Yes, all these things are totally normal and happen every day. Don’t get in a huff and say “well, we’re not *all* like that!” Instead listen to the people of color who talk about these and countless other microaggressions happening to them every damned day, and then ask yourself why they might be a tad tetchy just because you “didn’t know it was rude” to come up and touch their afro without asking. (Would you touch a white woman’s hair without asking? Seriously?)

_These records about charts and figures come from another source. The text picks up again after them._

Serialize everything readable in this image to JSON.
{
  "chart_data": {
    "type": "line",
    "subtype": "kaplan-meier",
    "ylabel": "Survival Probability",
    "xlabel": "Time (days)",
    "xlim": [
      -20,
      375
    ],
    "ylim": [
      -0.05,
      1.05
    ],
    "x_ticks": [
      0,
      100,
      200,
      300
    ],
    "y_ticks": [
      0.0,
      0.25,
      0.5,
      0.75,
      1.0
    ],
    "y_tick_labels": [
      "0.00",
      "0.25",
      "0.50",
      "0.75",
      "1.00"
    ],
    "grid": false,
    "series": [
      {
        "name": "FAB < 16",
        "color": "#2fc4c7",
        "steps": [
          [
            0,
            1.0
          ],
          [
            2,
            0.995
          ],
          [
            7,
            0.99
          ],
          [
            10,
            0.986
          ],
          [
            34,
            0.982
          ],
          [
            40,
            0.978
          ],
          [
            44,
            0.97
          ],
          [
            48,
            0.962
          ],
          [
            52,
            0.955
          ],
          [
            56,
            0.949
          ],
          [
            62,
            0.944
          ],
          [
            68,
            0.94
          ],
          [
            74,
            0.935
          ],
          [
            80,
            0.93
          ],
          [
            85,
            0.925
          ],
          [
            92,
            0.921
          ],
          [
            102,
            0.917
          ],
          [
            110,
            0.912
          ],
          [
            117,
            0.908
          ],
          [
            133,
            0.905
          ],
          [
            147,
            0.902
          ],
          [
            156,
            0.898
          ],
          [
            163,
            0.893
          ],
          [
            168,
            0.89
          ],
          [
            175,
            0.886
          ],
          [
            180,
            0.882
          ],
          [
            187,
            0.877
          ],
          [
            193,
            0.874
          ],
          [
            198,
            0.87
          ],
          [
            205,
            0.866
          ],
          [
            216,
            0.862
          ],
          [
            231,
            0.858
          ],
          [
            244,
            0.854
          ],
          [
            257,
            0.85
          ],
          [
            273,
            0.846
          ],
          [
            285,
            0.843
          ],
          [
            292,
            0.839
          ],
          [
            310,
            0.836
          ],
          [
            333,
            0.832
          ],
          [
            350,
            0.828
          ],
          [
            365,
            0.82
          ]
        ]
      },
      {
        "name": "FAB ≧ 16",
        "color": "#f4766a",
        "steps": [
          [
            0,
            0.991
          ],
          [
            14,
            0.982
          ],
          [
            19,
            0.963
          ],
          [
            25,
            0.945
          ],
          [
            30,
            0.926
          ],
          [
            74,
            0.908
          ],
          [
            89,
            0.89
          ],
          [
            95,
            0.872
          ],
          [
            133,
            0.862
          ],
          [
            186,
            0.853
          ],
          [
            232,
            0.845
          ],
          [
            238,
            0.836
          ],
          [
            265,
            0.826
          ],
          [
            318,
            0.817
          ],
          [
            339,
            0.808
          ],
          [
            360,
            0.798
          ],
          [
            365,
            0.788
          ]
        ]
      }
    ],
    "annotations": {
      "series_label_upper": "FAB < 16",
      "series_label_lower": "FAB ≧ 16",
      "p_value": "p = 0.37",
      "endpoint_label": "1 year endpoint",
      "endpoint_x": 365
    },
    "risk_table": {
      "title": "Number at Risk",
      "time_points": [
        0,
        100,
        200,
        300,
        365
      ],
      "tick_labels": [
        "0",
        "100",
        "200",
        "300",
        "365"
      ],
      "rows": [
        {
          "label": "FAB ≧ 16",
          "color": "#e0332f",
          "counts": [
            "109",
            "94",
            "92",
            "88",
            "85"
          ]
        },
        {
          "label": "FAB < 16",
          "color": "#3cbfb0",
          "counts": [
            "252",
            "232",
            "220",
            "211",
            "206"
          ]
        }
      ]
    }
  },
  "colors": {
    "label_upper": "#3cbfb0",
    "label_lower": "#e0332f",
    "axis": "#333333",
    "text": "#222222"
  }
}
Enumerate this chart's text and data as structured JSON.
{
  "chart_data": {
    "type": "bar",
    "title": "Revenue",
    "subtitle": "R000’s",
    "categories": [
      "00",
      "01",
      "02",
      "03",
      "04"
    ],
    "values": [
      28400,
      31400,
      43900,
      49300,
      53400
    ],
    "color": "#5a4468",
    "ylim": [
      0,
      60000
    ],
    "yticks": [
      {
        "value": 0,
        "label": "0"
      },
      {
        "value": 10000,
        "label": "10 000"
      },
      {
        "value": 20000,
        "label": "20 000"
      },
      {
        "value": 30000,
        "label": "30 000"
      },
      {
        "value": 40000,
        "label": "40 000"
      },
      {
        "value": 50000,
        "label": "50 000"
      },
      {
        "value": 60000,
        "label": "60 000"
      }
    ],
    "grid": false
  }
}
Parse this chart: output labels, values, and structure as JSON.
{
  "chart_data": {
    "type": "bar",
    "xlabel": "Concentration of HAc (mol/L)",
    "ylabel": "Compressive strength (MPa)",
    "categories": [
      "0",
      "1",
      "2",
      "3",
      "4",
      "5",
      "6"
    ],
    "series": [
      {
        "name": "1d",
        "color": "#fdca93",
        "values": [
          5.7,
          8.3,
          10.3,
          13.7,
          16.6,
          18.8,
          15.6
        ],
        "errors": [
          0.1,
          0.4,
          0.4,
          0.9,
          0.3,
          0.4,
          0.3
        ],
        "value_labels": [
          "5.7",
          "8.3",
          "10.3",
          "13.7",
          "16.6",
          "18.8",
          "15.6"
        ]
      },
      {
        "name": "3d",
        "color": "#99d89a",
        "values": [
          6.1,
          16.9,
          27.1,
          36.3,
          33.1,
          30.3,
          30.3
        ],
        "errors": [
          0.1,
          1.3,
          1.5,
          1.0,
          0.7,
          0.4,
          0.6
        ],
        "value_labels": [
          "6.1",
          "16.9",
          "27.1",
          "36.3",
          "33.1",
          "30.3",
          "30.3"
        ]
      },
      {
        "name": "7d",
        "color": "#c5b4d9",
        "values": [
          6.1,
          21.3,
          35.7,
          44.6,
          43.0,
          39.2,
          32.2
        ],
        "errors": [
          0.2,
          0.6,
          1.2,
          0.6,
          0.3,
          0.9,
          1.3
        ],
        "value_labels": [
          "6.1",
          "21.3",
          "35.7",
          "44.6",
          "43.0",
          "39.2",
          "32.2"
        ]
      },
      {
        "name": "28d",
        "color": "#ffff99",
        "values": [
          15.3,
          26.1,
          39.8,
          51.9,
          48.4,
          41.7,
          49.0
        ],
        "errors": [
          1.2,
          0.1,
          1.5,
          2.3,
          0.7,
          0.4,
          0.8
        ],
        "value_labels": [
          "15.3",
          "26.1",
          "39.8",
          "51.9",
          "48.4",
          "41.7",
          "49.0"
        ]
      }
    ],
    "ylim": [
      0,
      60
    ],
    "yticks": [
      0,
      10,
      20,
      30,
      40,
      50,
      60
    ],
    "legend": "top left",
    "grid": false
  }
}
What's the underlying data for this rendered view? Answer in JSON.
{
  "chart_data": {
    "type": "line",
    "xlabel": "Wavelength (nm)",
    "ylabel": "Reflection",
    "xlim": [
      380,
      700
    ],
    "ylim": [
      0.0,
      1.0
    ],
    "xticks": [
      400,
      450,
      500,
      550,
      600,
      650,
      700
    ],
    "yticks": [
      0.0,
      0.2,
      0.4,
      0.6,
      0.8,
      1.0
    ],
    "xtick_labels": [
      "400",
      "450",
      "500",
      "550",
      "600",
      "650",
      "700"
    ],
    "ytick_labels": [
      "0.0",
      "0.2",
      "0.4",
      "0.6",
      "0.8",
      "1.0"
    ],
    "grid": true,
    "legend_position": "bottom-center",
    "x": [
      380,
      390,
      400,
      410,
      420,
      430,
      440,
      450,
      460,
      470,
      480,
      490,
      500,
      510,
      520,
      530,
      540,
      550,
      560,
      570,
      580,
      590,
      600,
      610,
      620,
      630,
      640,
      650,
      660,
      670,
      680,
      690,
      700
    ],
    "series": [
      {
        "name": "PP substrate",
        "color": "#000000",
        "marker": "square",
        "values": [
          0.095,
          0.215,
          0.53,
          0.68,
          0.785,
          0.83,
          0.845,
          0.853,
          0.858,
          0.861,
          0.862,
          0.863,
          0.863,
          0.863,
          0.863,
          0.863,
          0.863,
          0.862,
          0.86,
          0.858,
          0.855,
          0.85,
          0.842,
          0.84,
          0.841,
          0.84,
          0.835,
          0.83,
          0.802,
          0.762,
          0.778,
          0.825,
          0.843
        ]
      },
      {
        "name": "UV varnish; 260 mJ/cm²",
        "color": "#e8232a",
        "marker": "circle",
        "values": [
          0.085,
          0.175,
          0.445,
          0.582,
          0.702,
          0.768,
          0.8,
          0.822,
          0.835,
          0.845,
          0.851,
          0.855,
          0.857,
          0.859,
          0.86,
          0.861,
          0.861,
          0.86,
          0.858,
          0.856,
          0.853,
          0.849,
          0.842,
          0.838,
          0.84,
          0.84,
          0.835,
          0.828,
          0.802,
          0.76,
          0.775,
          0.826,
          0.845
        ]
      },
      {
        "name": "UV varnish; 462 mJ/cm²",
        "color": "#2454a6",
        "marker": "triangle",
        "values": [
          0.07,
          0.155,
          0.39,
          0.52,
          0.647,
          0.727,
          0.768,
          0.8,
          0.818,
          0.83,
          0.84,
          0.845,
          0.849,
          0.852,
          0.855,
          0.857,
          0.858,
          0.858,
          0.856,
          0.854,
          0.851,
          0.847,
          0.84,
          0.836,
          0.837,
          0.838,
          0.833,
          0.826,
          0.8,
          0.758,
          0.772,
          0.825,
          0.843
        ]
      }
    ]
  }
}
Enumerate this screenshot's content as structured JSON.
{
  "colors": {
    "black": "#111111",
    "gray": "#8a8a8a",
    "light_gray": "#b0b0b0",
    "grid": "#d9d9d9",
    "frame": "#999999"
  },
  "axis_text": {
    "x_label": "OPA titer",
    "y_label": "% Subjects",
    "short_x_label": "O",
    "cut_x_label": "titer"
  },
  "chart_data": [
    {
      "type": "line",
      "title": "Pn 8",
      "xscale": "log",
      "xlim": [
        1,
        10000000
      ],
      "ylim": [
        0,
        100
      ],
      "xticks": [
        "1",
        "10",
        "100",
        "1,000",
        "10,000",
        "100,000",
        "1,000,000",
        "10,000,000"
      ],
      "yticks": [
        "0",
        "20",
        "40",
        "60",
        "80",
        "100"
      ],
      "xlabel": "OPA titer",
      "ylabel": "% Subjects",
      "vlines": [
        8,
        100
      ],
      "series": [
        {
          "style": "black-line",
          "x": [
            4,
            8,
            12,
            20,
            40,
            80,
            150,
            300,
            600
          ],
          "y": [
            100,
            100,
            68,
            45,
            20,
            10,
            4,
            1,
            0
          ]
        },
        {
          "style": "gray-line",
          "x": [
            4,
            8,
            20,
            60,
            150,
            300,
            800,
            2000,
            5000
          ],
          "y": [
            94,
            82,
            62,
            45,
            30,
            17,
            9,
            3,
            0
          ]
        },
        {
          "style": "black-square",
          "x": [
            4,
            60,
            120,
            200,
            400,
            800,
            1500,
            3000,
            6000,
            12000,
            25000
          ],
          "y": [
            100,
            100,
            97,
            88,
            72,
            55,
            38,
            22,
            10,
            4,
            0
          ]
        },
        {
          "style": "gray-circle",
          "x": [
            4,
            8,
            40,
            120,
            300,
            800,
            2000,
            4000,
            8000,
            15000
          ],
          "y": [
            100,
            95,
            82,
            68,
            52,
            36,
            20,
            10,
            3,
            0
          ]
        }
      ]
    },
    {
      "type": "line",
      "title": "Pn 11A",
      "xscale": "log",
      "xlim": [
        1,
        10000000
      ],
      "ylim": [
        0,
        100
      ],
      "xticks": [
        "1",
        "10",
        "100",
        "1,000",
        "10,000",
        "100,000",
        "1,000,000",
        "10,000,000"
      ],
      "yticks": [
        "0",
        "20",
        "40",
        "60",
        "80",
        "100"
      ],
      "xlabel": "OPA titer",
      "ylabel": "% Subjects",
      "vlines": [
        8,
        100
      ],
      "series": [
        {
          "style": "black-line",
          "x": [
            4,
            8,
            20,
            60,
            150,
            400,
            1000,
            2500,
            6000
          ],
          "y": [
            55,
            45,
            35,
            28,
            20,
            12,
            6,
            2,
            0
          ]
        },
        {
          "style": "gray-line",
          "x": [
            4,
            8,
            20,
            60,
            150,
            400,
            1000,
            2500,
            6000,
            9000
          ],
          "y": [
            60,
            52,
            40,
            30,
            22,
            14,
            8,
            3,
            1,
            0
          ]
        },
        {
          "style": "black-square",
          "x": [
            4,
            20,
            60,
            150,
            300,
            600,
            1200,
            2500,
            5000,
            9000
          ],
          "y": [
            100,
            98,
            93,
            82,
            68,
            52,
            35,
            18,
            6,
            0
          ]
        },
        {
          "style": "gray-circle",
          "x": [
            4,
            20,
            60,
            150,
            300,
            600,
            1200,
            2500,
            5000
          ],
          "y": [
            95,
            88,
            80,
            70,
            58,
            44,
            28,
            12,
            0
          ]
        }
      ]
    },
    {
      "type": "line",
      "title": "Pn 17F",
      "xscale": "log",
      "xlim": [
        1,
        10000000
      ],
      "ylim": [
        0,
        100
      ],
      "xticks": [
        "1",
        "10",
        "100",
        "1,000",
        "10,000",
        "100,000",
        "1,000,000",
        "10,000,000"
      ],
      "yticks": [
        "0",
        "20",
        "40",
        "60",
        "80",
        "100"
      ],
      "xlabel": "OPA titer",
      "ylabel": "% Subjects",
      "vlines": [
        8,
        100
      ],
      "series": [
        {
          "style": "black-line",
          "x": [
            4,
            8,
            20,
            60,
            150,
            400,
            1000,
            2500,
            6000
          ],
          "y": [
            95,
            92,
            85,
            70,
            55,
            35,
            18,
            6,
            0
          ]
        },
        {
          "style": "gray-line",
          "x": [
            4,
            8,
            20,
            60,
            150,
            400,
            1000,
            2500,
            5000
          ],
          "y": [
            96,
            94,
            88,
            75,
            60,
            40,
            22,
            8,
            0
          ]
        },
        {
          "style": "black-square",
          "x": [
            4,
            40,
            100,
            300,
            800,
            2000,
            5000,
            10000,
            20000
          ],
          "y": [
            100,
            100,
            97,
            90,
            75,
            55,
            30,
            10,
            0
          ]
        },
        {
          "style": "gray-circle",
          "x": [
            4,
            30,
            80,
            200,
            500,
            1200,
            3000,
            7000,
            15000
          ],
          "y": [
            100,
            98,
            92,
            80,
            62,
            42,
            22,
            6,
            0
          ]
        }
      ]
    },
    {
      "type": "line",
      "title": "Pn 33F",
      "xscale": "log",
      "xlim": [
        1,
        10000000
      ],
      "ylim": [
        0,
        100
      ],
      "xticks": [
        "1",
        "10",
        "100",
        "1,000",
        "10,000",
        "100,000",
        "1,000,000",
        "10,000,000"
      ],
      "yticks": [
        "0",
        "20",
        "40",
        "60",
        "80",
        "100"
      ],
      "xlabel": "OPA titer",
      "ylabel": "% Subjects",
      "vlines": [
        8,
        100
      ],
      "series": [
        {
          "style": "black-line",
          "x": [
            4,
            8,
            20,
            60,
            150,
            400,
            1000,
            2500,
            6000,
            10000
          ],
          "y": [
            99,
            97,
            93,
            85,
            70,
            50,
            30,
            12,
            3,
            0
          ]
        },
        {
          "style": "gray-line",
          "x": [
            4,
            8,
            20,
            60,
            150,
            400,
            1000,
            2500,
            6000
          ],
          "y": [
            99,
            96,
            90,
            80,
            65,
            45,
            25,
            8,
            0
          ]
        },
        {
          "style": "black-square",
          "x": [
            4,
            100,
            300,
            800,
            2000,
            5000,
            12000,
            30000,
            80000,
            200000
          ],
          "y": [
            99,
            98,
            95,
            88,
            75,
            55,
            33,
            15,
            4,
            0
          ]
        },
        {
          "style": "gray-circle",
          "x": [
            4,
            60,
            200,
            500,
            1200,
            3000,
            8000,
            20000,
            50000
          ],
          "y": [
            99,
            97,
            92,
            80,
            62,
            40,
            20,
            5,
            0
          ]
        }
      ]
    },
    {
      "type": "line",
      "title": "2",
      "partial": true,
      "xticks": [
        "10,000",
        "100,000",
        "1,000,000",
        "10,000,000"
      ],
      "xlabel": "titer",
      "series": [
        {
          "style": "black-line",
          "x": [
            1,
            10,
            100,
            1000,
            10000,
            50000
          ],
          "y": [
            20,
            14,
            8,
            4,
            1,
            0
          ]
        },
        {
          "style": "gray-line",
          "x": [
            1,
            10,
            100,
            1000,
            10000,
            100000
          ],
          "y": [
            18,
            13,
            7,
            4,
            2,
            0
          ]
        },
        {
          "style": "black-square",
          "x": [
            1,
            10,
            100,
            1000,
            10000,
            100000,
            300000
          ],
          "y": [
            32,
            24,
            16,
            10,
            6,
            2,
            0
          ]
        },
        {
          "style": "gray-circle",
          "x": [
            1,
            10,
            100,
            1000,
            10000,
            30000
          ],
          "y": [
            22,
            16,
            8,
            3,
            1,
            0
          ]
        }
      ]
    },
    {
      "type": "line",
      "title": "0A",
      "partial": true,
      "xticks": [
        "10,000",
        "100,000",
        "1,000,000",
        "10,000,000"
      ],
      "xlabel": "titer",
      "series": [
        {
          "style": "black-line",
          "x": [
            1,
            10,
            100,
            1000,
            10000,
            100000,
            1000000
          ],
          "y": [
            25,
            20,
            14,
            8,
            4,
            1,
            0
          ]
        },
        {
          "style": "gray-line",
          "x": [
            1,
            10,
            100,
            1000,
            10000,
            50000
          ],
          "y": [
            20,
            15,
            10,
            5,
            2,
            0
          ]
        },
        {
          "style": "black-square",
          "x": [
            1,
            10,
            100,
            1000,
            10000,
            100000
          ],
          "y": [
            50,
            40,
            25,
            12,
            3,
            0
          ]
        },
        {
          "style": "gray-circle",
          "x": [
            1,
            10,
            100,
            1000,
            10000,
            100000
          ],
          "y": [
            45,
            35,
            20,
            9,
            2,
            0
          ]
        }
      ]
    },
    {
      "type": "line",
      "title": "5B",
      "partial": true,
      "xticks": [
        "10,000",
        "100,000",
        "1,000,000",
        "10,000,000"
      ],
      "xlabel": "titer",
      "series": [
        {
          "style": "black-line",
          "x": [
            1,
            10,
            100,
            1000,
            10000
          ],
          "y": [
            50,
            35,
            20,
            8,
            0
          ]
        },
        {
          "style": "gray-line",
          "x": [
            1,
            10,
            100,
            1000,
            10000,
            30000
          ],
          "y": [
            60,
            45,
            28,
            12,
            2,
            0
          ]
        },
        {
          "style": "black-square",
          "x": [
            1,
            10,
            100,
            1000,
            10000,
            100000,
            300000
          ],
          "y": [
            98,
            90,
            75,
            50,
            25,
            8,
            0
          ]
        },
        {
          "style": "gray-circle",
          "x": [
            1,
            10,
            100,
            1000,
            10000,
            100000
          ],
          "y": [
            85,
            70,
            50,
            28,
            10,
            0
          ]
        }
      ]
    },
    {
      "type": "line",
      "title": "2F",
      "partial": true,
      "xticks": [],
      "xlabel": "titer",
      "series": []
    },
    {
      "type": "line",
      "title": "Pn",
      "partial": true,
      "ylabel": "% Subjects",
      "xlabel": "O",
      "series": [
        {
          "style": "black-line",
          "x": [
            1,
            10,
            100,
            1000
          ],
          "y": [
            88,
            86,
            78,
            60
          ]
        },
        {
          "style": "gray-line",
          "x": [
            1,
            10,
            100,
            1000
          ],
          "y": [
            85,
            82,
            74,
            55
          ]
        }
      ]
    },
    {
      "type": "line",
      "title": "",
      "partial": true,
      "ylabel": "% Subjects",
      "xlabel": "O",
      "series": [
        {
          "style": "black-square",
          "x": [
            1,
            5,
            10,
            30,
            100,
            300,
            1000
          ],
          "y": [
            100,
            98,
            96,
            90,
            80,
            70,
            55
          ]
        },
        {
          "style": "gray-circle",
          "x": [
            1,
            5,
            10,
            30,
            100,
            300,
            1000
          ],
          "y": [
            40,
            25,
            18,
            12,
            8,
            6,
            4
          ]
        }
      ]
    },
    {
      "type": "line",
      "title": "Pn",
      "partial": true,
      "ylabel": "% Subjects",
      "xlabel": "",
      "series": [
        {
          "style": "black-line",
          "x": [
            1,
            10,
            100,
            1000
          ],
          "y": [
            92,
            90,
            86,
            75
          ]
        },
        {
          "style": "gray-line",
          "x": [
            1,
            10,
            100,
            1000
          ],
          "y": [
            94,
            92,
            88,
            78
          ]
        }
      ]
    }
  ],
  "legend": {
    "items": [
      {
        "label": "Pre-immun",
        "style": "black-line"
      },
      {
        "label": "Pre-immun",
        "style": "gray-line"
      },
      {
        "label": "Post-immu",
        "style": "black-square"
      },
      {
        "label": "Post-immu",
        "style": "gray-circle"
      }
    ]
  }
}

And if you’re still so convinced that you’ve never done anything like this, how about you get mad at the white people who do, rather than the black people who call it out for what it is – institutionalized, normalized white racism, designed and perpetuated for the purpose of making black people less than human, giving the prison-industrial complex fodder for its money machine without the need to muck about with tawdry things like evidence and justice.
If I sound angry, it’s because I am. And yet this is not about my life. I can post this secure in the knowledge that nobody will appear in the comments calling me a n****r because I too have the unasked-for power of my white skin protecting me. I wear black today in memory of Trayvon and his fallen brethren, but I can never take off my white skin or know what it is to be black in this country. I can witness, and listen, remember, and let people of color mourn in their own way, and try to speak up when I see other white people doing stupid racist shit.
You can do the same. Start by listening. And if you don’t know how to confront someone who is being a racist ass, consider that a well-placed raised eyebrow can work wonders. Don’t let it pass unremarked. Don’t laugh at racist jokes. If you don’t know if it’s racist, flip races and see if it’s still funny. (The same trick works for genders and sexist jokes.) Even if you don’t think you’re racist, this stuff gets in you and becomes normal because it’s so pervasive. Learn to see it. Learn to see.
Good places to start:
Angry Black Bitch
Angry Black Woman
Dumb Things White People Say
Love Isn’t Enough
Racialicious
TransGriot
Womanist Musings
My challenge to you: add some of these blogs to your feed reader, and take a few minutes each week to listen to the worldview of a POC.